The rest is identical to 2019.10-beta2, see that change log for all changes since last stable release.

2019.10-beta2

Added

• Add mullvad relay set tunnel-protocol subcommand to the CLI to specify what tunnel protocol
  to use.
• Add mullvad reconnect subcommand to the CLI to make the app pick a new server and reconnect.

Windows

• Full WireGuard support, GUI and CLI.
• Install Wintun driver that provides the WireGuard TUN adapter.
• Remove Mullvad TAP adapter on uninstall. Also remove the TAP driver if there are no other TAP
  adapters in the system.

Android

• Add connectivity status check. Stopping the app from sitting in a reconnect loop while the
  device is offline.

Changed

• Notifications shown when connecting to a server include its location.
• Upgrade OpenVPN from 2.4.7 to 2.4.8.
• Upgrade OpenSSL from 1.1.1c to 1.1.1d.
• When using WireGuard without specifying a specific relay port, port 53 will be used after 2
  failed connection attempts for 2 out of 4 each successive connection attempts

Windows

• Use a larger icon in notifications on Windows 10.
• Only update DNS settings if updating would change the effective settings. This is a work-around
  to avoid invoking netsh unnecessarily and getting stuck in associated hangs.
• Don't restart the service immediately if it aborts several times in a row.

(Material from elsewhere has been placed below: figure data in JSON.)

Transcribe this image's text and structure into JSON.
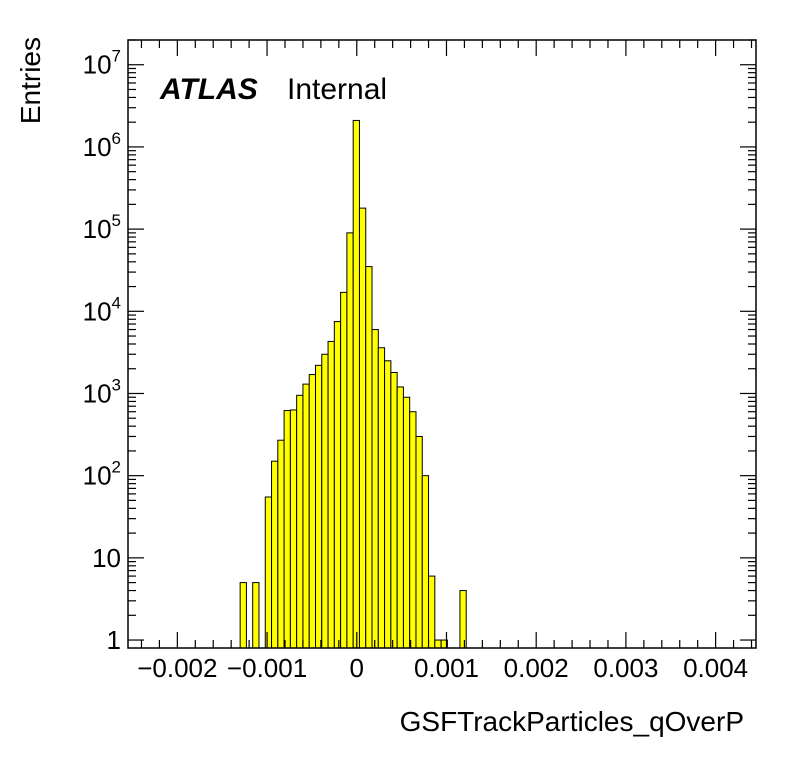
{
  "chart_data": {
    "type": "bar",
    "title": "",
    "xlabel": "GSFTrackParticles_qOverP",
    "ylabel": "Entries",
    "xlim": [
      -0.00255,
      0.00445
    ],
    "ylim": [
      0.8,
      20000000
    ],
    "y_scale": "log",
    "fill_color": "#ffff00",
    "edge_color": "#000000",
    "grid": false,
    "label_atlas": "ATLAS",
    "label_status": "Internal",
    "x_tick_labels": [
      "−0.002",
      "−0.001",
      "0",
      "0.001",
      "0.002",
      "0.003",
      "0.004"
    ],
    "x_ticks": [
      -0.002,
      -0.001,
      0,
      0.001,
      0.002,
      0.003,
      0.004
    ],
    "y_ticks": [
      {
        "value": 1,
        "base": "1",
        "exp": ""
      },
      {
        "value": 10,
        "base": "10",
        "exp": ""
      },
      {
        "value": 100,
        "base": "10",
        "exp": "2"
      },
      {
        "value": 1000,
        "base": "10",
        "exp": "3"
      },
      {
        "value": 10000,
        "base": "10",
        "exp": "4"
      },
      {
        "value": 100000,
        "base": "10",
        "exp": "5"
      },
      {
        "value": 1000000,
        "base": "10",
        "exp": "6"
      },
      {
        "value": 10000000,
        "base": "10",
        "exp": "7"
      }
    ],
    "bin_width": 7e-05,
    "bins_x_low": [
      -0.0013,
      -0.00116,
      -0.00102,
      -0.00095,
      -0.00088,
      -0.00081,
      -0.00074,
      -0.00067,
      -0.0006,
      -0.00053,
      -0.00046,
      -0.00039,
      -0.00032,
      -0.00025,
      -0.00018,
      -0.00011,
      -4e-05,
      3e-05,
      0.0001,
      0.00017,
      0.00024,
      0.00031,
      0.00038,
      0.00045,
      0.00052,
      0.00059,
      0.00066,
      0.00073,
      0.0008,
      0.00087,
      0.00094,
      0.00115
    ],
    "values": [
      5,
      5,
      55,
      150,
      270,
      620,
      630,
      950,
      1300,
      1700,
      2200,
      3000,
      4300,
      7500,
      17000,
      90000,
      2100000,
      180000,
      35000,
      6000,
      3600,
      2500,
      1800,
      1200,
      900,
      600,
      300,
      100,
      6,
      1,
      1,
      4
    ]
  }
}
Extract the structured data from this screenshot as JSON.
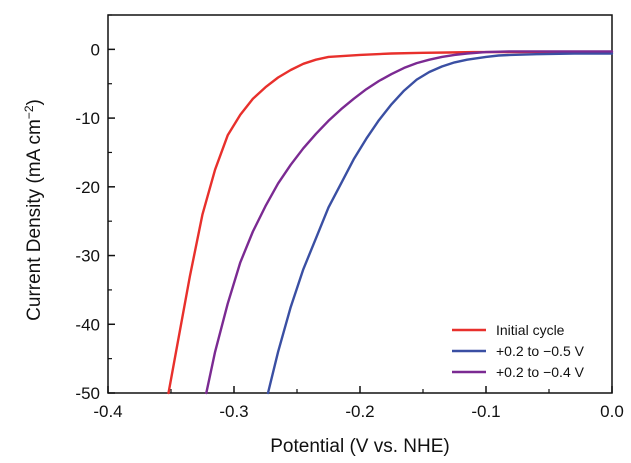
{
  "chart_data": {
    "type": "line",
    "title": "",
    "xlabel": "Potential (V vs. NHE)",
    "ylabel": "Current Density (mA cm",
    "ylabel_unit_sup": "−2",
    "ylabel_close": ")",
    "xlim": [
      -0.4,
      0.0
    ],
    "ylim": [
      -50,
      5
    ],
    "x_ticks": [
      -0.4,
      -0.3,
      -0.2,
      -0.1,
      0.0
    ],
    "x_tick_labels": [
      "-0.4",
      "-0.3",
      "-0.2",
      "-0.1",
      "0.0"
    ],
    "y_ticks": [
      0,
      -10,
      -20,
      -30,
      -40,
      -50
    ],
    "y_tick_labels": [
      "0",
      "-10",
      "-20",
      "-30",
      "-40",
      "-50"
    ],
    "grid": false,
    "legend_position": "bottom-right",
    "series": [
      {
        "name": "Initial cycle",
        "color": "#e8302c",
        "x": [
          -0.352,
          -0.345,
          -0.335,
          -0.325,
          -0.315,
          -0.305,
          -0.295,
          -0.285,
          -0.275,
          -0.265,
          -0.255,
          -0.245,
          -0.235,
          -0.225,
          -0.2,
          -0.175,
          -0.15,
          -0.13,
          -0.11,
          -0.09,
          -0.05,
          0.0
        ],
        "y": [
          -50,
          -43,
          -33,
          -24,
          -17.5,
          -12.5,
          -9.5,
          -7.2,
          -5.5,
          -4.1,
          -3.0,
          -2.1,
          -1.5,
          -1.1,
          -0.8,
          -0.6,
          -0.5,
          -0.45,
          -0.4,
          -0.4,
          -0.4,
          -0.4
        ]
      },
      {
        "name": "+0.2 to −0.5 V",
        "color": "#3a4fa3",
        "x": [
          -0.273,
          -0.265,
          -0.255,
          -0.245,
          -0.235,
          -0.225,
          -0.215,
          -0.205,
          -0.195,
          -0.185,
          -0.175,
          -0.165,
          -0.155,
          -0.145,
          -0.135,
          -0.125,
          -0.115,
          -0.1,
          -0.09,
          -0.08,
          -0.06,
          -0.03,
          0.0
        ],
        "y": [
          -50,
          -44,
          -37.5,
          -32,
          -27.5,
          -23,
          -19.5,
          -16,
          -13,
          -10.3,
          -8,
          -6,
          -4.4,
          -3.3,
          -2.5,
          -1.9,
          -1.5,
          -1.1,
          -0.9,
          -0.8,
          -0.7,
          -0.6,
          -0.6
        ]
      },
      {
        "name": "+0.2 to −0.4 V",
        "color": "#7b2a92",
        "x": [
          -0.322,
          -0.315,
          -0.305,
          -0.295,
          -0.285,
          -0.275,
          -0.265,
          -0.255,
          -0.245,
          -0.235,
          -0.225,
          -0.215,
          -0.205,
          -0.195,
          -0.185,
          -0.175,
          -0.165,
          -0.155,
          -0.145,
          -0.135,
          -0.125,
          -0.115,
          -0.1,
          -0.08,
          -0.05,
          0.0
        ],
        "y": [
          -50,
          -44,
          -37,
          -31,
          -26.5,
          -22.8,
          -19.5,
          -16.8,
          -14.4,
          -12.3,
          -10.4,
          -8.7,
          -7.2,
          -5.8,
          -4.6,
          -3.6,
          -2.7,
          -2.0,
          -1.5,
          -1.1,
          -0.8,
          -0.6,
          -0.4,
          -0.3,
          -0.3,
          -0.3
        ]
      }
    ]
  }
}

Leave a window of ten
  minutes to allow for addressing the issue.
• Upgrade libsodium from 1.0.17 to 1.0.18.
• Upgrade NDIS 6 TAP driver from 9.21.2 to 9.24.2.

Fixed

Linux

• Improve stability on Linux by using the routing netlink socket in its own thread.
• When trying to use resolvconf for managing DNS, the daemon will check if
  dnsmasq is running and misconfigured.
• Improve stability on Linux by simplifying route management code.

Windows

• Detect removal of the OpenVPN TAP adapter on reconnection attempts.
• Improve robustness in path environment variable logic in Windows installer. Handle the case
  where the registry value type is incorrectly set to be a regular string rather than an expandable
  string.
• Fix suspend and resume issues with OpenVPN by upgrading the TAP driver.
• Minor adjustment in online/offline detection logic. This change addresses misbehaving drivers
  that report the adapter flags incorrectly.

Android

• Don't try to fetch location when the app knows that it has no connectivity. This should reduce
  wake-ups (improving battery life) and also fix very large log files consuming storage space.
• Fix crash when a new version event is received while the app is in the main screen.

Security

• Force OpenVPN to use TLS 1.2 or newer, and limit the TLS 1.3 ciphers to only the strongest ones.
  The Mullvad servers have never allowed any insecure ciphers, so this was not really a problem.
  Just one extra safety precaution.

2019.10-beta1

This release is for Android only.

Added

Android

• Use authenticated URLs to go to wireguard key page on website.
• WireGuard key fragment has been made more similar to its desktop counterpart.

Fixed

• Fix bad file descriptor errors caused by sending a file descriptor between the daemon and the
  wireguard-go library.
• Recreate tun device after a fixed number of connection attempts on the same tun device. Breaks
  infinite reconnection loops on broken tun devices.

2019.9

Added

• Add ability to submit vouchers from the CLI.

Linux

• Add a symlink for mullvad-problem-report directly in /usr/bin. So the tool is available.

Windows

• Install the OpenVPN certificate to avoid the TAP adapter driver installation warning on
  Windows 8 and newer.

Changed

Windows

• Rename the problem-report tool to mullvad-problem-report.

Fixed

• Fix Norwegian (Bokmal) language detection.
• Fix missing localizations when formatting date and time in Norwegian (Bokmal).
• Use authenticated URL to go to account page from expired account view.

macOS

• Remove mullvad and mullvad-problem-report symlinks from /usr/local/bin on uninstall.

The rest is identical to 2019.9-beta1, see that change log for all changes since last stable release.